También, el fuerte aumento de precios y la caída del poder adquisitivo obligan a los argentinos a sustituir la carne vacuna por alternativas más accesibles, principalmente pollo y cerdo, y hasta en la patagónica provincia de Chubut se comenzó a comercializar carne de burro, en particular en la ciudad de Trelew.
En los primeros cinco meses de 2026, se sacrificaron 534 mil cabezas menos que en el mismo periodo de 2025 (una caída de 9,8 por ciento), lo que representó el nivel de actividad más bajo de los últimos diez años, indica la Ciccra.
La caída del consumo incide directamente en el estancamiento de la actividad, lo que genera conflictividad laboral en numerosos frigoríficos.

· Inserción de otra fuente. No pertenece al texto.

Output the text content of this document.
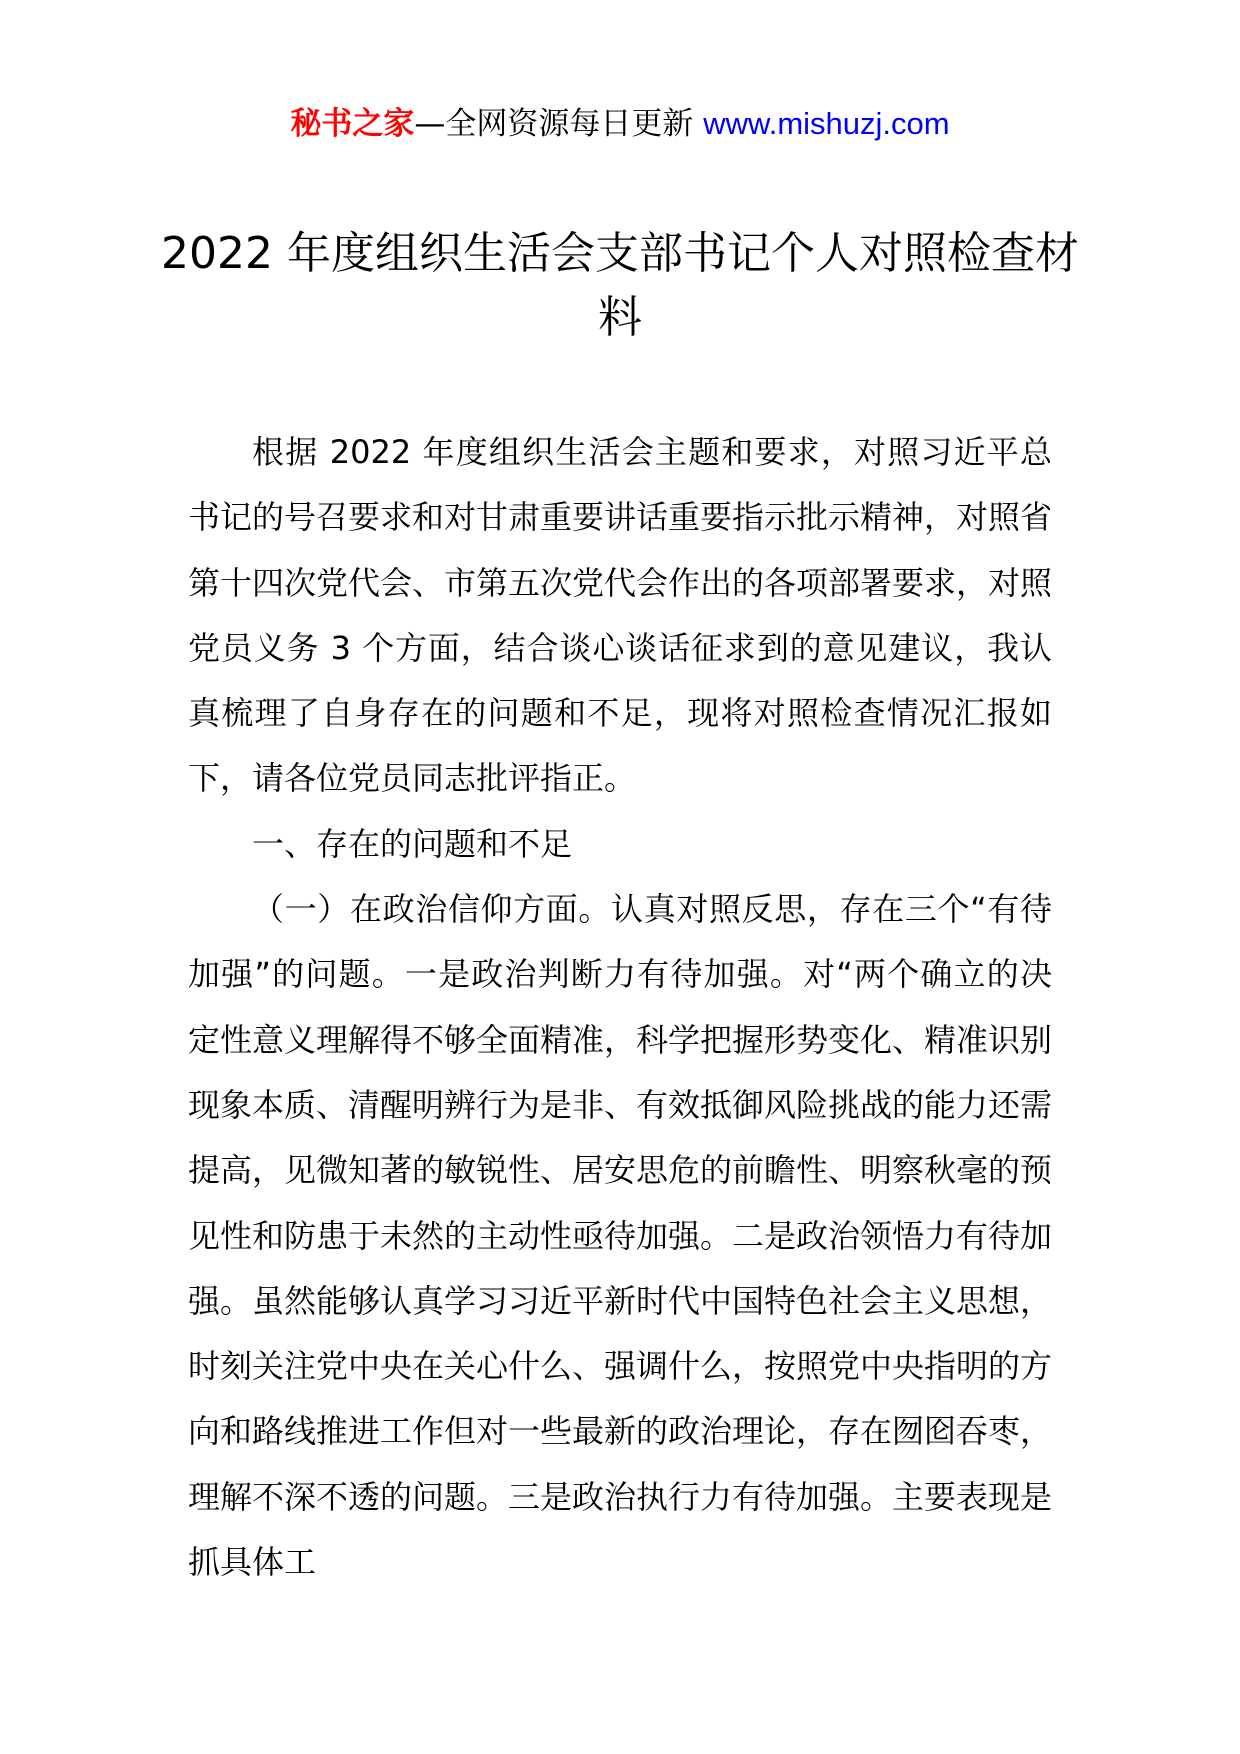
秘书之家—全网资源每日更新 www.mishuzj.com
2022 年度组织生活会支部书记个人对照检查材料

根据 2022 年度组织生活会主题和要求，对照习近平总书记的号召要求和对甘肃重要讲话重要指示批示精神，对照省第十四次党代会、市第五次党代会作出的各项部署要求，对照党员义务 3 个方面，结合谈心谈话征求到的意见建议，我认真梳理了自身存在的问题和不足，现将对照检查情况汇报如下，请各位党员同志批评指正。

一、存在的问题和不足

（一）在政治信仰方面。认真对照反思，存在三个“有待加强”的问题。一是政治判断力有待加强。对“两个确立的决定性意义理解得不够全面精准，科学把握形势变化、精准识别现象本质、清醒明辨行为是非、有效抵御风险挑战的能力还需提高，见微知著的敏锐性、居安思危的前瞻性、明察秋毫的预见性和防患于未然的主动性亟待加强。二是政治领悟力有待加强。虽然能够认真学习习近平新时代中国特色社会主义思想，时刻关注党中央在关心什么、强调什么，按照党中央指明的方向和路线推进工作但对一些最新的政治理论，存在囫囵吞枣，理解不深不透的问题。三是政治执行力有待加强。主要表现是抓具体工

En los últimos días en el almacén San Telmo (antiguo Sadowa), en Mar del Plata, el Sindicato de la Carne denunció despidos y un escenario crítico en el que los trabajadores solo perciben la garantía horaria.
Además, acusan hostigamientos y amenazas por parte de la gerencia para que realicen tareas ajenas a la actividad de faena.
Otro caso destacado aconteció en días recientes en el Frigorífico Euro, en la ciudad de Villa Gobernador Gálvez, provincia de Santa Fe, donde ante el abandono, vaciamiento y falta de pagos salariales por parte de los propietarios, los operarios decidieron tomar las instalaciones.
Tras meses de resistir dentro del establecimiento e incluso vivir allí con sus familias, lograron asumir la dirección, reabrir la planta y retomar la producción por cuenta propia en lo que se enmarca en el proceso de fábricas recuperadas por sus trabajadores.
Referente a las exportaciones, la Ciccra advierte que en abril el desplome fue de 27 por ciento en comparación a marzo y del 12,5 respecto al mismo mes de 2025.
A partir del acuerdo comercial con Estados Unidos, ese fue el único destino hacia donde crecieron los envíos de carne, pero en los restantes mercados las ventas experimentaron descensos muy significativos.
China sigue siendo –detalla Ciccra- el principal destino de exportación para la carne vacuna argentina, sin embargo registró un desplome del 35,8 por ciento en abril en relación con marzo y 32,0 respecto a abril de 2025.